The second one works because after crazy is corrupted you set it's value to what you want.

Make cheese 4 elements and you will be fine. When you declare a C-style array, you use the capacity, not the maximum index.

-Lee
 

justmyself

macrumors member
Original poster
Jan 2, 2009
32
0
Thanks. I can't believe I didn't see that. 4 positions, set the array to 4. Let's pretend this never happened.
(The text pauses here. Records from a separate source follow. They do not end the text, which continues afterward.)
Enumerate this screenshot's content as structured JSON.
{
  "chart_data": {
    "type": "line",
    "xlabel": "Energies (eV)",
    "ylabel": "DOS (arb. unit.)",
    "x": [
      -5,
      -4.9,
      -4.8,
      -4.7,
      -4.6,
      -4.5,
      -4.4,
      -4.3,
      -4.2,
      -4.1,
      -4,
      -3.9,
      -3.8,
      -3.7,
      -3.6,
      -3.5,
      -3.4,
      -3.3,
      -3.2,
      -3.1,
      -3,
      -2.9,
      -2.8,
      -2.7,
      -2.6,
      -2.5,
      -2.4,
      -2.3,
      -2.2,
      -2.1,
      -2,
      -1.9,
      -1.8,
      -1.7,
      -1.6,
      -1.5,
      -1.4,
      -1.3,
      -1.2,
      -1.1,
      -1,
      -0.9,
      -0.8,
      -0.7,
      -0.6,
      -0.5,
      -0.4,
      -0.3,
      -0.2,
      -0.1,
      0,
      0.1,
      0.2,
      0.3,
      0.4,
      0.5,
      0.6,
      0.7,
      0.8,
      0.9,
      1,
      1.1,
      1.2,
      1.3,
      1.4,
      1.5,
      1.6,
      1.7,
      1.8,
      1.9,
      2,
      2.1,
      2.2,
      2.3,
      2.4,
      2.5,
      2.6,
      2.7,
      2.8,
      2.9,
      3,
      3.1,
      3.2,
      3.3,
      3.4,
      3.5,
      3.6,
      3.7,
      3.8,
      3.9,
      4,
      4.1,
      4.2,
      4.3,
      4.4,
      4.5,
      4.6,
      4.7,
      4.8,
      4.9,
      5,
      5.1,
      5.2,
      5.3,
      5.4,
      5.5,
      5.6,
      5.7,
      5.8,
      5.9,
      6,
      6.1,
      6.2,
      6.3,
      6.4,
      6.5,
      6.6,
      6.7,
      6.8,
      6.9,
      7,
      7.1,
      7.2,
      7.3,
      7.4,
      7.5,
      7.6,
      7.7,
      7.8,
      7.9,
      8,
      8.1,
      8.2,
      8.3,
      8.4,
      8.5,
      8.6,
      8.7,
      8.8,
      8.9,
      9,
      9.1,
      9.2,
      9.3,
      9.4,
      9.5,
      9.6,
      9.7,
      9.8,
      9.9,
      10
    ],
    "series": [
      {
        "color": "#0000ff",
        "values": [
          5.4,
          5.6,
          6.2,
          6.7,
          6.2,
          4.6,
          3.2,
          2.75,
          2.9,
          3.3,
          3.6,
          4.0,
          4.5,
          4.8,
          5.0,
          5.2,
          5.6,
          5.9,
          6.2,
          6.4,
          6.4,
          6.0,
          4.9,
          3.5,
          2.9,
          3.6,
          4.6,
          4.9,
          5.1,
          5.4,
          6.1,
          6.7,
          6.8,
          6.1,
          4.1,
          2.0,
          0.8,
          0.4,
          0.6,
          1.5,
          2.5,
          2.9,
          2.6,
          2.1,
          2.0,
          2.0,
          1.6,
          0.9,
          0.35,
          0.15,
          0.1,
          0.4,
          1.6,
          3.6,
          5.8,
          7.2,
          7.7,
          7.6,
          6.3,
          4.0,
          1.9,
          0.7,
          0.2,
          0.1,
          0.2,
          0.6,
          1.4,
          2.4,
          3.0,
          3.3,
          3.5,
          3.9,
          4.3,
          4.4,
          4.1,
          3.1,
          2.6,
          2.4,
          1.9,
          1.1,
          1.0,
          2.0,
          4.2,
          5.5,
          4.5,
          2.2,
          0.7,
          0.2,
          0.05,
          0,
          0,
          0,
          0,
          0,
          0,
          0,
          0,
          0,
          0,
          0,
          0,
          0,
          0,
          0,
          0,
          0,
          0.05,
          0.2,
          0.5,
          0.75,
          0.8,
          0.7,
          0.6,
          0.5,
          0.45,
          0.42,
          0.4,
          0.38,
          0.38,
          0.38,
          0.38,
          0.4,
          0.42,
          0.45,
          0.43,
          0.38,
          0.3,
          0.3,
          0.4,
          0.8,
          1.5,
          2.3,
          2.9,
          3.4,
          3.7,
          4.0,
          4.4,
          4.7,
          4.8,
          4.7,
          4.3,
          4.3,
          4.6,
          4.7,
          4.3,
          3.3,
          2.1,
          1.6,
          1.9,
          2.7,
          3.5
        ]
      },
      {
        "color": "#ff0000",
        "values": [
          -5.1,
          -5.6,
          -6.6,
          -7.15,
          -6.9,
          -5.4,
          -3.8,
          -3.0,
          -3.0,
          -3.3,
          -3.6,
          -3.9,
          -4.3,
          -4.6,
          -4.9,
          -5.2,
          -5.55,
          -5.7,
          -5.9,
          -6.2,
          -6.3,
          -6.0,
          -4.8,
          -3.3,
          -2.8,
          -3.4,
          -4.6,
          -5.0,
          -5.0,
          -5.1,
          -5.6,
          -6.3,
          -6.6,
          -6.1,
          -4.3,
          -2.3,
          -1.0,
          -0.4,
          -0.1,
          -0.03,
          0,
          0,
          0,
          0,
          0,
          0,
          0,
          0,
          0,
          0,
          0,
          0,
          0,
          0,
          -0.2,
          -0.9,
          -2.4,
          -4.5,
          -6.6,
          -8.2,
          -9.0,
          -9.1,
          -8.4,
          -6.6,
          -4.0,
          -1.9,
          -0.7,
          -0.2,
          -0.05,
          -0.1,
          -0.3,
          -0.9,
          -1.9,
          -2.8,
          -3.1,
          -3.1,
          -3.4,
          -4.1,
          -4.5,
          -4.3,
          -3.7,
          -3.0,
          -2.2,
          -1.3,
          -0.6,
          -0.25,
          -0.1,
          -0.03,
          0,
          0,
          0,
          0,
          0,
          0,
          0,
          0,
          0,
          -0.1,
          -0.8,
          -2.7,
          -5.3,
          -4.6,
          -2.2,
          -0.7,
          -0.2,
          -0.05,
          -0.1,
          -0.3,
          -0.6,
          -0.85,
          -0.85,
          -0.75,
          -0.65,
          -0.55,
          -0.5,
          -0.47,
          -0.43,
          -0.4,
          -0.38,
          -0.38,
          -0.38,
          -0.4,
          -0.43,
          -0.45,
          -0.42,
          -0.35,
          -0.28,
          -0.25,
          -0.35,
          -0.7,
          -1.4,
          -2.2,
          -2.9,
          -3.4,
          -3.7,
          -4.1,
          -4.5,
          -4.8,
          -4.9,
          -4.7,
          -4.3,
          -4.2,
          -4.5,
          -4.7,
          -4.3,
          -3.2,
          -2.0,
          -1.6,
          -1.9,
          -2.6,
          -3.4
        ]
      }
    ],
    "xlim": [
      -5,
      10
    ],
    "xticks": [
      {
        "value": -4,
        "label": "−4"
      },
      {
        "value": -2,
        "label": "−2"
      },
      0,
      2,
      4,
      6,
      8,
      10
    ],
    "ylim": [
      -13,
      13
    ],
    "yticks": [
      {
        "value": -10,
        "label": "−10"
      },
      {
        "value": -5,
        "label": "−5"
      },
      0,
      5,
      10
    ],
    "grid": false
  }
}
Reminds me. If I recall from my C++ classes. C will let you overwrite an array? I remember my instructor telling us the C language assumes your the programmer, it assumes you know what your doing. So if you overwrite an array, it will let you. Of course this is Objective C and xcode.
 

lee1210

macrumors 68040
Jan 10, 2005
3,182
3
Dallas, TX
Objective-C is a superset of C, so any C code means the same thing in Objective-C. C essentially has no net. Arrays are just stored as a pointer to the base of the array. You are given all the power and all the responsibility to manage that. The Cocoa API/framework provides you with nets galore to help save you from making a lot of mistakes. For example, you could have used NSMutableArray, and it would have handled the capacity dynamically for you. The caveat is that you have to store NSObjects. You already are, but you have to wrap primitives like ints before you can store them in an NSMutableArray.